The Ponemon Institute’s ninth annual Cost of Data Breach Study: Global Analysis tallied responses from 314 companies spanning 10 countries. The study is sponsored by IBM. Dr. Larry Ponemon, chairman and founder of Ponemon Institute, explaining the research’s goal, said:
The goal of this research is to not just help companies understand the types of data breaches that could impact their business, but also the potential costs and how best to allocate resources to the prevention, detection and resolution of such an incident.
This year’s Cost of Data Breach Study also provides guidance on the likelihood an organization will have a data breach. The following are among the study’s other key findings:
The consequences of a data breach for a company can be very serious. Kris Lovejoy, general manager, IBM Security Services Division, observed:
Clearly, malicious insiders and criminal attacks are a growing concern for businesses, especially when we consider how persistent data has become in the age of cloud and mobility. A data breach can result in enormous damage to a business that goes way beyond the financials. At stake is customer loyalty and brand reputation.

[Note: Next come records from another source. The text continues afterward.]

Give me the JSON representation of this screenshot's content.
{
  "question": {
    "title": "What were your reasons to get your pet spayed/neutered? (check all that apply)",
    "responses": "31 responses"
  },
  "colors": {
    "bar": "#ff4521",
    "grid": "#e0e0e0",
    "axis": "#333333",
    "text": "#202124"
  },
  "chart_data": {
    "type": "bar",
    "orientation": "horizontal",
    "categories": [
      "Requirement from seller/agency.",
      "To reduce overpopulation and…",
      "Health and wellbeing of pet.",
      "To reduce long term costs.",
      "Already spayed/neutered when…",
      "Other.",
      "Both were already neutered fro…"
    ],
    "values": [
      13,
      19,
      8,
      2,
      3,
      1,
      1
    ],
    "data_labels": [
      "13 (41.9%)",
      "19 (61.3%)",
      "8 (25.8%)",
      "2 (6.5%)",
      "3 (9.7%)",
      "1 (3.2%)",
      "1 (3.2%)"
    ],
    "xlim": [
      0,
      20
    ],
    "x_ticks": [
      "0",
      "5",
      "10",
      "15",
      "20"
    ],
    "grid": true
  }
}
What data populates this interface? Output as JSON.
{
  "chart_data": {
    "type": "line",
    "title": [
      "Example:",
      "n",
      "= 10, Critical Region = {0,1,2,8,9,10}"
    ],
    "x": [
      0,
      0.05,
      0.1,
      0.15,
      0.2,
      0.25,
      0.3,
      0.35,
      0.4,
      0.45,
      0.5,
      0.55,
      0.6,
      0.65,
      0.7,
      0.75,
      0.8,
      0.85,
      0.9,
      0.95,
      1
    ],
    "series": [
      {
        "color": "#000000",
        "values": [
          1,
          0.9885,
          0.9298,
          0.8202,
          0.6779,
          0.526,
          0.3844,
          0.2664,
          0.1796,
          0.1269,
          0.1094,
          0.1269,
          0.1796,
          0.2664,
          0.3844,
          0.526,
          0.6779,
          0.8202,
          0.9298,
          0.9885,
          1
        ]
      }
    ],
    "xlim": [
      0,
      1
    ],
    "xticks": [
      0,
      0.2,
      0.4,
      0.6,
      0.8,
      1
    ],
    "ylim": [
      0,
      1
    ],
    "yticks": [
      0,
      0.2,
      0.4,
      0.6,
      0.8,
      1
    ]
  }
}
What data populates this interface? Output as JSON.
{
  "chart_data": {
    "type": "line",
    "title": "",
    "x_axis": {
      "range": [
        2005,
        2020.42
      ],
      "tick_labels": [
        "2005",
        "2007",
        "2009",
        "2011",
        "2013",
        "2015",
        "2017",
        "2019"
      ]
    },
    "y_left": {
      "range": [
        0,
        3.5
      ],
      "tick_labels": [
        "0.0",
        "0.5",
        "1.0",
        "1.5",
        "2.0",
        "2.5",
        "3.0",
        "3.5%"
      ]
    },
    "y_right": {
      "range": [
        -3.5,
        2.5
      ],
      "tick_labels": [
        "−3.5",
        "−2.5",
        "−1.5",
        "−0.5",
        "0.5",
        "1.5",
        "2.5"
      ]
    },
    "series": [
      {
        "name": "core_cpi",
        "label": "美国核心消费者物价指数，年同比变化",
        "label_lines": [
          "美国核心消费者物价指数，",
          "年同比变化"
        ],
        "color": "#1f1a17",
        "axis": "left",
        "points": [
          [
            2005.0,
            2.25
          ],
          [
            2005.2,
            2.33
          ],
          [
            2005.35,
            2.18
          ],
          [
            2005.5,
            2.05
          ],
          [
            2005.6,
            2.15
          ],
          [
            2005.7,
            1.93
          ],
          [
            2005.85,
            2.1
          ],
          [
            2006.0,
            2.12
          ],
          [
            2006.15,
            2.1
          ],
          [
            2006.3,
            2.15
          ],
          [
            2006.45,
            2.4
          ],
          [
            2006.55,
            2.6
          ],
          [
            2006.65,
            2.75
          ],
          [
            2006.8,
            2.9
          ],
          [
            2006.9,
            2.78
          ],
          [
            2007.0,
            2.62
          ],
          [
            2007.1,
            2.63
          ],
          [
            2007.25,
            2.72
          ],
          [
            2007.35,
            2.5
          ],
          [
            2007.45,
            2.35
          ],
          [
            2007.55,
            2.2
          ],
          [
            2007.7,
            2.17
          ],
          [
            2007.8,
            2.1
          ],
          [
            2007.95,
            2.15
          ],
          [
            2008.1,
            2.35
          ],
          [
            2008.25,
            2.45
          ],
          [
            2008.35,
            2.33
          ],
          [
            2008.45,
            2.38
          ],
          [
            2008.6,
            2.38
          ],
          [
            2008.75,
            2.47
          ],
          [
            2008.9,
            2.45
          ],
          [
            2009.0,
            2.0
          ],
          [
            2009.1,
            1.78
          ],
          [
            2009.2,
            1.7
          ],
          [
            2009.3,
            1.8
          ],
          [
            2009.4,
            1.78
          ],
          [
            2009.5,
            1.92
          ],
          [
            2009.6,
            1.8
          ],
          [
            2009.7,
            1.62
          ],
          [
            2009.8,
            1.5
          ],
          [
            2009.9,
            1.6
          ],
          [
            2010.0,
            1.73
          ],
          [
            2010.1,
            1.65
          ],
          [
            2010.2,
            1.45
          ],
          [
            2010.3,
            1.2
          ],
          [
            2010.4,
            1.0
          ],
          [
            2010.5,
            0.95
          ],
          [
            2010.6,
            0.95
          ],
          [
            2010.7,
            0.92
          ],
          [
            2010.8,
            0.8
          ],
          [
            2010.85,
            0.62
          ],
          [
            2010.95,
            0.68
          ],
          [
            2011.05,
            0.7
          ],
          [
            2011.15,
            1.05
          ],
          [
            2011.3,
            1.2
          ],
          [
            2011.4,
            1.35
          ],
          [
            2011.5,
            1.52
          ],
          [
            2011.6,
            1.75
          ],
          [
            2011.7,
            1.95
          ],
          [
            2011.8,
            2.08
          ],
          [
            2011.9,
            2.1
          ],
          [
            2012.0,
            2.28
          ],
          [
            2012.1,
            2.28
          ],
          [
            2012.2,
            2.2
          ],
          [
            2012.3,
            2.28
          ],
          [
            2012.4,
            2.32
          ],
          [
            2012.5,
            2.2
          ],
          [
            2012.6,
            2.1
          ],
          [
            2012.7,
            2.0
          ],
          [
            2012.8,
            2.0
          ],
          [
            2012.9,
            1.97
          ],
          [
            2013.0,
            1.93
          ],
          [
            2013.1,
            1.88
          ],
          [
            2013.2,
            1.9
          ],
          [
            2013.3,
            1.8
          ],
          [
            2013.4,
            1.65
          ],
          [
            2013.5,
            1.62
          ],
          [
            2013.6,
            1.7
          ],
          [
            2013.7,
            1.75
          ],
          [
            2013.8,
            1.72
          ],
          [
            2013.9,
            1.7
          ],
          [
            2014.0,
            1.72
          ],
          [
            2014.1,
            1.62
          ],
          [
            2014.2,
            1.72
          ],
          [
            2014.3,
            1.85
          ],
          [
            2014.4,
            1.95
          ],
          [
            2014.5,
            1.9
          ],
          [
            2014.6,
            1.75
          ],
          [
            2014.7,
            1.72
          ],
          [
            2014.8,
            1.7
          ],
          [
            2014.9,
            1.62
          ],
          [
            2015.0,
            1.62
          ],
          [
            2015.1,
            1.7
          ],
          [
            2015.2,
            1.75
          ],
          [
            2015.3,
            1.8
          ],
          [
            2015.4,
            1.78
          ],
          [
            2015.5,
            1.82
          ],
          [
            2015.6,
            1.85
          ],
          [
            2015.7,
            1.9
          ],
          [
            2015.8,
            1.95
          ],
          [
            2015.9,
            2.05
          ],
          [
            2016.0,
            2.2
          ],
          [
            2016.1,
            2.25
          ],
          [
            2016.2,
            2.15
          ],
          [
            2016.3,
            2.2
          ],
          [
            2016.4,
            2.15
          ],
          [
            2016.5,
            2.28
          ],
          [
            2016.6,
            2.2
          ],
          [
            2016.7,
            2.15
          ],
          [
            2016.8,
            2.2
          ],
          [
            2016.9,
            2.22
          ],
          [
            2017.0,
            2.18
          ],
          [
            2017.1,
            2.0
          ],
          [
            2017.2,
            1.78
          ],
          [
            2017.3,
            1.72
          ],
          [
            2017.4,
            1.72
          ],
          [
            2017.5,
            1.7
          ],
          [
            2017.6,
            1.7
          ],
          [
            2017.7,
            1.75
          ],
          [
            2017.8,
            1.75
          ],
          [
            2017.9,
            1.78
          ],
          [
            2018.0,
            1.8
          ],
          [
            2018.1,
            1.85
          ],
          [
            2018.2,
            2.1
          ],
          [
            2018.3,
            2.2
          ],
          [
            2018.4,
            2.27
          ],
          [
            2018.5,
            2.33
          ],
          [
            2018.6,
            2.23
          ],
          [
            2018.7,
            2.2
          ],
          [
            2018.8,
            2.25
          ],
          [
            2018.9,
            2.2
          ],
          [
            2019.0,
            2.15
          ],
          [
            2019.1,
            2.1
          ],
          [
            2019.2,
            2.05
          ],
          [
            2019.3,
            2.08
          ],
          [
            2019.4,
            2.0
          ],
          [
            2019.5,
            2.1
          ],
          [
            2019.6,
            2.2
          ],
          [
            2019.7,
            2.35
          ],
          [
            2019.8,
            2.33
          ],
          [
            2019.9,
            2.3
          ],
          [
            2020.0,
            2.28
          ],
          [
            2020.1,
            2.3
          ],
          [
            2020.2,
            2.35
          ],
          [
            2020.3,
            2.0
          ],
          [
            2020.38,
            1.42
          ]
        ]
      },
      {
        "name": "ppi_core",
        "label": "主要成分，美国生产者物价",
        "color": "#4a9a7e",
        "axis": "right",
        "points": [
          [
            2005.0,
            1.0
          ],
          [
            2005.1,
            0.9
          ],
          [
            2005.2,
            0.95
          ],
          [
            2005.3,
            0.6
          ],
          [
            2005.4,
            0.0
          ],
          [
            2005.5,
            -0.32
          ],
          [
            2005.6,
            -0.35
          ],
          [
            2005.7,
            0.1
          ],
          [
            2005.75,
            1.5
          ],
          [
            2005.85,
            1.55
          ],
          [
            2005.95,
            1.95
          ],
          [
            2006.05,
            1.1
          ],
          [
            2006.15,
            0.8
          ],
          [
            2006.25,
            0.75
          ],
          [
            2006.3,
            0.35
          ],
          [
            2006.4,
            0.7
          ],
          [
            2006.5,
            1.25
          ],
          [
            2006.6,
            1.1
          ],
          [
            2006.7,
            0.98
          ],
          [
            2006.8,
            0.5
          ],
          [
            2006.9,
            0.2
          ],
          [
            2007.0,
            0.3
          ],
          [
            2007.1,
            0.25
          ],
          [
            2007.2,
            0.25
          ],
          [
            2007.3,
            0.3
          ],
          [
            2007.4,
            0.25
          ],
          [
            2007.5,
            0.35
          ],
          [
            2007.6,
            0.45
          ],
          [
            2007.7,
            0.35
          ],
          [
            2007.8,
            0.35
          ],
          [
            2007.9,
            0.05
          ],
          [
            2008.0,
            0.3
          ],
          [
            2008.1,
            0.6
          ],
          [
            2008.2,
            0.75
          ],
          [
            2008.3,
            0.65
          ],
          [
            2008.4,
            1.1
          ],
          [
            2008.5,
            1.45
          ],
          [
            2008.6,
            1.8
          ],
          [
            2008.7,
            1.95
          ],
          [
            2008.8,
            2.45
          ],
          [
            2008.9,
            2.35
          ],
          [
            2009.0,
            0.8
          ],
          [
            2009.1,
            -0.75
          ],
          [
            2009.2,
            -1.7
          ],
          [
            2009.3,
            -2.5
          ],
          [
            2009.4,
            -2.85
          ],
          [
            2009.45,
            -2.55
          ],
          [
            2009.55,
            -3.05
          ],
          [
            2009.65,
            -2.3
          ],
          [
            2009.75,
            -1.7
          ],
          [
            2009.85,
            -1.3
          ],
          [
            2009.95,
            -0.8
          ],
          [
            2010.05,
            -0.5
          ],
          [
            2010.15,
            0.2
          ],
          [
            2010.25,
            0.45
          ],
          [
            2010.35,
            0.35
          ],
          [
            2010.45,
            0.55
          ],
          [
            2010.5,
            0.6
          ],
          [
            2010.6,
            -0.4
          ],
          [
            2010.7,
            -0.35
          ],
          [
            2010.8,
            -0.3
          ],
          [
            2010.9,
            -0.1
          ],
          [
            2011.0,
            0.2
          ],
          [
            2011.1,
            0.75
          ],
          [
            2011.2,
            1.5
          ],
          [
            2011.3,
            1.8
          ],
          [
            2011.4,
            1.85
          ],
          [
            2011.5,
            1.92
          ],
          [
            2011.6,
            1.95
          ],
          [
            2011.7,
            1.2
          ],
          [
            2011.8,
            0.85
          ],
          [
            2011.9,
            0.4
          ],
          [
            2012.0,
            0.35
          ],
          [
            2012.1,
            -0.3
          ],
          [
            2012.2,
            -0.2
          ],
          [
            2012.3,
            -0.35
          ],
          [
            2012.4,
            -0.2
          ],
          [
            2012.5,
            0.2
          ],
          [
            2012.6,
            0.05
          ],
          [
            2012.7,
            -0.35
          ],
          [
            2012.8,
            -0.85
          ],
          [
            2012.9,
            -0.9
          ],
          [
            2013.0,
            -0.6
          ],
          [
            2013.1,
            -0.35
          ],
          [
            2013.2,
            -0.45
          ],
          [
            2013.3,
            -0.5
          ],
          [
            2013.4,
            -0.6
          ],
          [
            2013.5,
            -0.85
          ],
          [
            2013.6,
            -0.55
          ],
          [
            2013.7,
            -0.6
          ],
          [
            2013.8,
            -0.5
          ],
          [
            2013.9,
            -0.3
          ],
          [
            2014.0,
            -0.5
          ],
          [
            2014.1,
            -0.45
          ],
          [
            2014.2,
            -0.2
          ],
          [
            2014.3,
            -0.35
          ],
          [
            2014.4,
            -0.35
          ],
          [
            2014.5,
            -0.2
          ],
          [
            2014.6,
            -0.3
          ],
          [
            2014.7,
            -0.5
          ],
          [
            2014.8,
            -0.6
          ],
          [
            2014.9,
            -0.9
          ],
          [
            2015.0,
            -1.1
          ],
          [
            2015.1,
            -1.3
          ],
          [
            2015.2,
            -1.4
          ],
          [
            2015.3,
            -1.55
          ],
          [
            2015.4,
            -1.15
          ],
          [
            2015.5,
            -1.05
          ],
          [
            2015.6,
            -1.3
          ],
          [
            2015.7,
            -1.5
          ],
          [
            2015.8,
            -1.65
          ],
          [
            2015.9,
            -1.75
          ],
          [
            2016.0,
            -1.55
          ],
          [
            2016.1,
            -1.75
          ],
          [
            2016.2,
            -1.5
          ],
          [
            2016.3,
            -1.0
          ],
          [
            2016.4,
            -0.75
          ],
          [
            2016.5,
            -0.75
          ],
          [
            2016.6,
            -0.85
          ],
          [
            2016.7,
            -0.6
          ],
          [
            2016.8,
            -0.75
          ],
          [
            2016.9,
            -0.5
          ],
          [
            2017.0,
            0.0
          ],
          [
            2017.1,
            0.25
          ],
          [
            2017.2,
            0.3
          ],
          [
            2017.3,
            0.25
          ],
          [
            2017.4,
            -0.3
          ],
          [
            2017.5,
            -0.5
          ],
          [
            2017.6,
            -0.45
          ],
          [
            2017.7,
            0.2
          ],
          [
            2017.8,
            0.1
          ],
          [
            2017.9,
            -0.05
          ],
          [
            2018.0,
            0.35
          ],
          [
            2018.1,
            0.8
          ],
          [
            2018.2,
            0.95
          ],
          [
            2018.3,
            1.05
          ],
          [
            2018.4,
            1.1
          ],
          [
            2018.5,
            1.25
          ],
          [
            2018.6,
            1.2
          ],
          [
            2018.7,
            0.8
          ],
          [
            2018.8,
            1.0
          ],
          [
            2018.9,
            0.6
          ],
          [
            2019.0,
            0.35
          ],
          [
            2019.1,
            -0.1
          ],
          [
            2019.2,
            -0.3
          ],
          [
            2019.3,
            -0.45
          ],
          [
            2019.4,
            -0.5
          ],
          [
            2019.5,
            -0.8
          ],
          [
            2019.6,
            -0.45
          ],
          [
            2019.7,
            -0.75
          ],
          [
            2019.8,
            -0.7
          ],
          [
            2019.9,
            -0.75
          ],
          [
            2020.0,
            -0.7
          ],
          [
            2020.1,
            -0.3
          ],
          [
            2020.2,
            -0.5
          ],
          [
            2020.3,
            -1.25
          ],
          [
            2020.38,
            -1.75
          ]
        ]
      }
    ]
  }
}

Companies in the study said that the greatest threats are malicious code and sustained probes. Companies estimate that they will be dealing with an average of 17 malicious codes each month and 12 sustained probes each month. Unauthorized access incidents have mainly stayed the same and companies estimate they will be dealing with an average of 10 such incidents each month. Only 38 percent of companies have a security strategy to protect their IT infrastructure. A higher percentage (45 percent) has a strategy to protect their information assets.